TASK NO. 03: US HOUSING MARKET DYNAMICS

A home is usually the expensive purchase a person makes in one’s lifetime. Ensuring users have sufficient information about their interested market is paramount. Housing market refers to the type, cost, supply/demand of homes in a specific region. Housing markets usually experience substantial short-term price change momentum, supply/demand volatility due to various factors. Market dynamics can be analyzed using metrics & trends observed over time. Providing insights from market dynamics data aids buyers/sellers to make better & informed decisions.

Problem Statement:

● Analyze metrics at state & county level provide your insights in an hierarchical fashion.

● Analyze & infer trends, seasonality, cyclic nature of metrics provided.

Objectives:

● Extract provided data and if needed, transfer into any database of your choice.

● Provide insightful inferences which would be of interest for buyers/sellers.

● Build an interactive dashboard to visualize your findings/provided metrics using any language or tool, preferably as a web page. Eg: https://www.covid19india.org/

● Host your dashboard on any platform of your choice. Eg: Github pages

How to download the dataset?

Data: Observation of 91 metrics as either a rolling 1, 4 or 12-week window from Jan 2017 to Mar 2022 of all counties & metro regions in the US is provided.

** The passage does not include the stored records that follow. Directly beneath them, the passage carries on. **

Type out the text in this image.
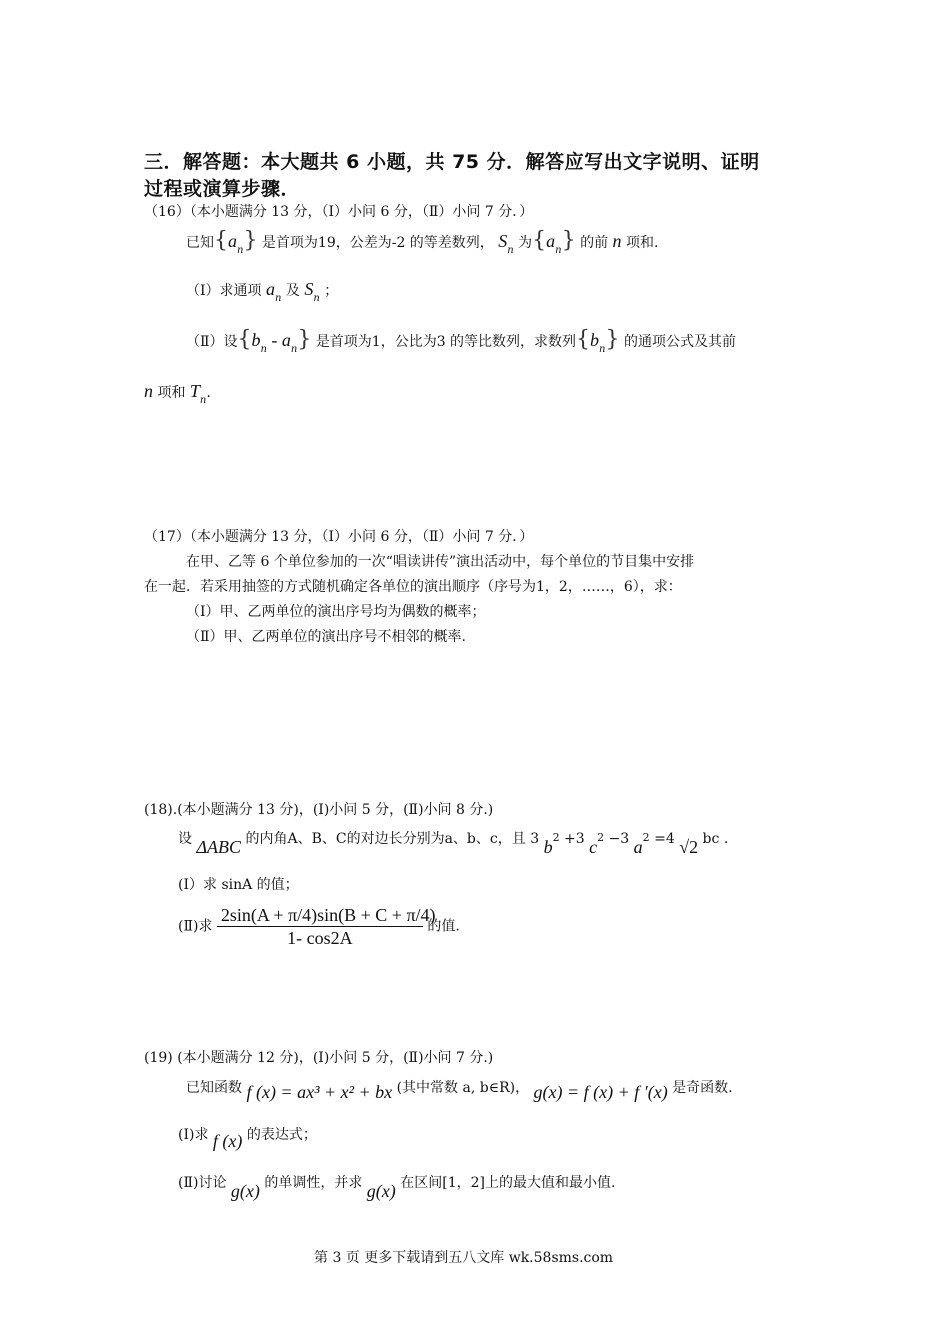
三．解答题：本大题共 6 小题，共 75 分．解答应写出文字说明、证明
过程或演算步骤．
（16）（本小题满分 13 分，（Ⅰ）小问 6 分，（Ⅱ）小问 7 分．）
已知$\{a_n\}$ 是首项为19，公差为-2 的等差数列， $S_n$ 为$\{a_n\}$ 的前 n 项和.
（Ⅰ）求通项 $a_n$ 及 $S_n$ ；
（Ⅱ）设$\{b_n - a_n\}$ 是首项为1，公比为3 的等比数列，求数列$\{b_n\}$ 的通项公式及其前
n 项和 $T_n$.
（17）（本小题满分 13 分，（Ⅰ）小问 6 分，（Ⅱ）小问 7 分．）
在甲、乙等 6 个单位参加的一次“唱读讲传”演出活动中，每个单位的节目集中安排
在一起．若采用抽签的方式随机确定各单位的演出顺序（序号为1，2，……，6），求：
（Ⅰ）甲、乙两单位的演出序号均为偶数的概率；
（Ⅱ）甲、乙两单位的演出序号不相邻的概率.
(18).(本小题满分 13 分)，(Ⅰ)小问 5 分，(Ⅱ)小问 8 分.)
设 ΔABC 的内角A、B、C的对边长分别为a、b、c，且 3 b2 +3 c2 −3 a2 =4 √2 bc .
(Ⅰ）求 sinA 的值；
(Ⅱ)求 $\frac{2\sin(A + \pi/4)\sin(B + C + \pi/4)}{1- \cos 2A}$ 的值.
(19) (本小题满分 12 分)，(Ⅰ)小问 5 分，(Ⅱ)小问 7 分.)
已知函数 f (x) = ax³ + x² + bx (其中常数 a, b∈R)， g(x) = f (x) + f ′(x) 是奇函数.
(Ⅰ)求 f (x) 的表达式；
(Ⅱ)讨论 g(x) 的单调性，并求 g(x) 在区间[1，2]上的最大值和最小值.
第 3 页 更多下载请到五八文库 wk.58sms.com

Link: https://tinyurl.com/8hcw3s7b

How to run the file?

  1. Download the US_Housing_Market_Dynamics.ipynb file.

  2. Upload the tsv file and uncomment the second cell.

  3. Now run the whole file and download the final House_market_Dynamics.csv file.

  4. Next, download and run Dashboard.py file after uploading the above House_market_Dynamics.csv file.

  5. Finally, Click and follow the http link.